Monetizar a burocracia
Há vários aspetos estranhos no Protocolo para as Migrações que o Governo está a negociar com as estruturas patronais. Desde logo - e como adiantamos esta terça-feira, 24 de dezembro, no DN -, a ideia do Governo de exigir às empresas que paguem a habitação e a formação dos migrantes que pretendem contratar, como condição para que o Estado emita, em 30 dias, um visto de trabalho para quem tenha tudo em ordem.

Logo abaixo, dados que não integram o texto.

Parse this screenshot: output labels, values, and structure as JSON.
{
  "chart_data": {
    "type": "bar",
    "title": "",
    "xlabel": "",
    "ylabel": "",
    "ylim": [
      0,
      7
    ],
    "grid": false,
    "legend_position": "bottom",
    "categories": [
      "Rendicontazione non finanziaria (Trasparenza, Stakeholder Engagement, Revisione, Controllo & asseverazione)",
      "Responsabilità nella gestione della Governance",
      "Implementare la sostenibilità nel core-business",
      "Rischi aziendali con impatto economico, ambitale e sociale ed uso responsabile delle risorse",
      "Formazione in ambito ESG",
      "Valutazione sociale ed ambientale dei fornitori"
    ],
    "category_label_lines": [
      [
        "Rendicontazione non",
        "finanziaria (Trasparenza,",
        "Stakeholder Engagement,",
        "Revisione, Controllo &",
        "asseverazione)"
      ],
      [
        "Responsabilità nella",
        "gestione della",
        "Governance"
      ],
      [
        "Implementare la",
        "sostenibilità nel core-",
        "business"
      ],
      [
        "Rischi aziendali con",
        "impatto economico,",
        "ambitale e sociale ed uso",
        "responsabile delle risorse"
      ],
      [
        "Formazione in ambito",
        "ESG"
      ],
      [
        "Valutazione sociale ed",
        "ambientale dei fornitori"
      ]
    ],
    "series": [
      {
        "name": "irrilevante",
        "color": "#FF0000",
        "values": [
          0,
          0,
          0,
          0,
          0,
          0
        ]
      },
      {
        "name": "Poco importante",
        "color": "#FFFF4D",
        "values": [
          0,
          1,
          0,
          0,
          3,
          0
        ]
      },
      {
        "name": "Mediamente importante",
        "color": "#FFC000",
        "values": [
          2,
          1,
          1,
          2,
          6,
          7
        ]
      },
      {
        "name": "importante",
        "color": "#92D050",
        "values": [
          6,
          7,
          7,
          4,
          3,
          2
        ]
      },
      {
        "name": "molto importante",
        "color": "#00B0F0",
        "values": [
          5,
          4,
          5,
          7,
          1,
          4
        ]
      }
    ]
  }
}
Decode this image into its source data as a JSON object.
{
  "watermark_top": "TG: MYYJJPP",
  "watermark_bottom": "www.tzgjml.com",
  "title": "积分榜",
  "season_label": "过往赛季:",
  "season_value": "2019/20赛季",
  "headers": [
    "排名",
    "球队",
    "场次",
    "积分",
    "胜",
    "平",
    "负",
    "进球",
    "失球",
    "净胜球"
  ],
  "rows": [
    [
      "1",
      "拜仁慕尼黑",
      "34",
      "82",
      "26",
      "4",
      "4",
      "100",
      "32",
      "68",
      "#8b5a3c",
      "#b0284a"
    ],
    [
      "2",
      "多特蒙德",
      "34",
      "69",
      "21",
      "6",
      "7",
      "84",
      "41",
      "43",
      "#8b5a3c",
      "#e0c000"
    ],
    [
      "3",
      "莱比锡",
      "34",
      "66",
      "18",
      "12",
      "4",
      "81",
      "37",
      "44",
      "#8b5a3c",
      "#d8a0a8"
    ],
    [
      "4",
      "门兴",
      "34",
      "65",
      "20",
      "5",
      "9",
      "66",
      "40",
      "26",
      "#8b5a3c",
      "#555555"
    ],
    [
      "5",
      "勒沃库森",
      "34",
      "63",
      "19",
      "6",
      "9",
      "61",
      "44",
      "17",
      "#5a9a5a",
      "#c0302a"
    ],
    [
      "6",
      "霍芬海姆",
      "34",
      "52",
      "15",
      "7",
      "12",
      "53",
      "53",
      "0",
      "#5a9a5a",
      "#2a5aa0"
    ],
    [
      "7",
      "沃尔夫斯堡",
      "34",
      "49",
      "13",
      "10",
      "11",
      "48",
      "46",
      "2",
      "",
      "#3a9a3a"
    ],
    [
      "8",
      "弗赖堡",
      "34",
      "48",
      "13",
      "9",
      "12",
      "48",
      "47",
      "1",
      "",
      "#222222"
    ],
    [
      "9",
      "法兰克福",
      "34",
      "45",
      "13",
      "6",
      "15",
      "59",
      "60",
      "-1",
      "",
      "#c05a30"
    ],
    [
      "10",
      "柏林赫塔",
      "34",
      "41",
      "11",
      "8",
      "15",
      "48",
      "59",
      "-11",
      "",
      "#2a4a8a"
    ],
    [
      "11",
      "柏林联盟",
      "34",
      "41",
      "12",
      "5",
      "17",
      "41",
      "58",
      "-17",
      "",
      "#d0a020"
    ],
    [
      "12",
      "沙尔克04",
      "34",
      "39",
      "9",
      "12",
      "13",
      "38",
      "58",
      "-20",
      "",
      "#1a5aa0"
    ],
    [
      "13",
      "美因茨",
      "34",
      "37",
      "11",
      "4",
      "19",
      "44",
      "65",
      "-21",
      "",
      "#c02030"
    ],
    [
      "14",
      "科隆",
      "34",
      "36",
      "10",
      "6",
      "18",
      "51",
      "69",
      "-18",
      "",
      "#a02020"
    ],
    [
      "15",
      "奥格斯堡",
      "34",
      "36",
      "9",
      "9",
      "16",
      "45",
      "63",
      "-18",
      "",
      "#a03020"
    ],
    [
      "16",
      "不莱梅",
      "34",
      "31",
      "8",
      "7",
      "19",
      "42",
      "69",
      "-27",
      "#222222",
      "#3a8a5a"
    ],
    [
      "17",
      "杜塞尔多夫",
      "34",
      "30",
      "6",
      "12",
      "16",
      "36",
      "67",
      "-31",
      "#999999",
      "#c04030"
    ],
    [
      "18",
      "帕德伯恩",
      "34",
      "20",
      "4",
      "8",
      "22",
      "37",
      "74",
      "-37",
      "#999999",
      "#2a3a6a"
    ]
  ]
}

Como assim? Afinal o Estado tem ou não, desde sempre, a obrigação de ser rigoroso, mas também relativamente rápido, a analisar processos de migrantes? Mesmo que isso implique verificar os registos criminais e a oferta de trabalho que têm em mãos? Se sim, por que razão está agora a mercadejar com as empresas um “visto em 30 dias”? Isto para não dizer que é ao Estado - central e local - que compete encontrar soluções para resolver os desequilíbrios do mercado, como a falta de habitação.
As empresas até podem estar dispostas a fazer um esforço extra para captar mão-de-obra ou talento vindo do exterior, mas o que esta medida faz é obrigá-las a esse esforço apenas para terem algo a que já têm direito: menos burocracia.
O Estado ganha em três frentes: tem quem lhes resolva parte da habitação, canaliza os recursos para quem aceita isto e ainda lava as mãos da responsabilidade quanto à morosidade.
Experimentem tentar explicar esta medida a um empresário alemão ou holandês que queira contratar em Portugal. Terão uma montanha pela frente. E para nada, porque, provavelmente, no final não haverá capacidade do Estado para - “sem escancarar as portas” - emitir vistos em 30 dias para trabalhadores.
Medidas perturbadoras geram contrapropostas ainda mais absurdas. Confrontadas com a “obrigatoriedade” deste investimento em habitação e formação - em troca de menos burocracia -, as empresas exigem também algo. Querem que o Estado crie e aplique um mecanismo para obrigar os imigrantes que contratam, que albergam e que formam a ficar um determinado número de meses ou anos no país. Portanto, uma espécie de fidelização à empresa que os trouxe para Portugal, algo que remete, remotamente, para os contratos das operadoras de televisão.
Não vou esmiuçar as questões legais envolvidas, como a limitação à liberdade de circulação de pessoas; as regras do Código do Trabalho em Portugal e as regras do Espaço Schengen. Vou apenas dizer que os patrões portugueses sabem tão bem que esta ideia enfrenta “muitos desafios”, para usar um eufemismo, que ainda mesmo antes de a apresentarem já estão dispostos a trocá-la por um reembolso estatal pelos custos incorridos na formação e habitação de um migrante, caso este venha a trocá-los por quem, lá fora, paga salários melhores.
O Estado quer monetizar a sua burocracia, as empresas querem que os contribuintes as compensem pelo regular funcionamento do mercado laboral. Uma sugestão: respirem todos bem fundo e, com o plano à frente, encontrem novos caminhos.
2. Não poderia terminar este Editorial sem desejar aos nossos leitores - e a todos que já o foram e podem voltar a sê-lo - um Feliz Natal. Que a quadra desperte o melhor que há em todos.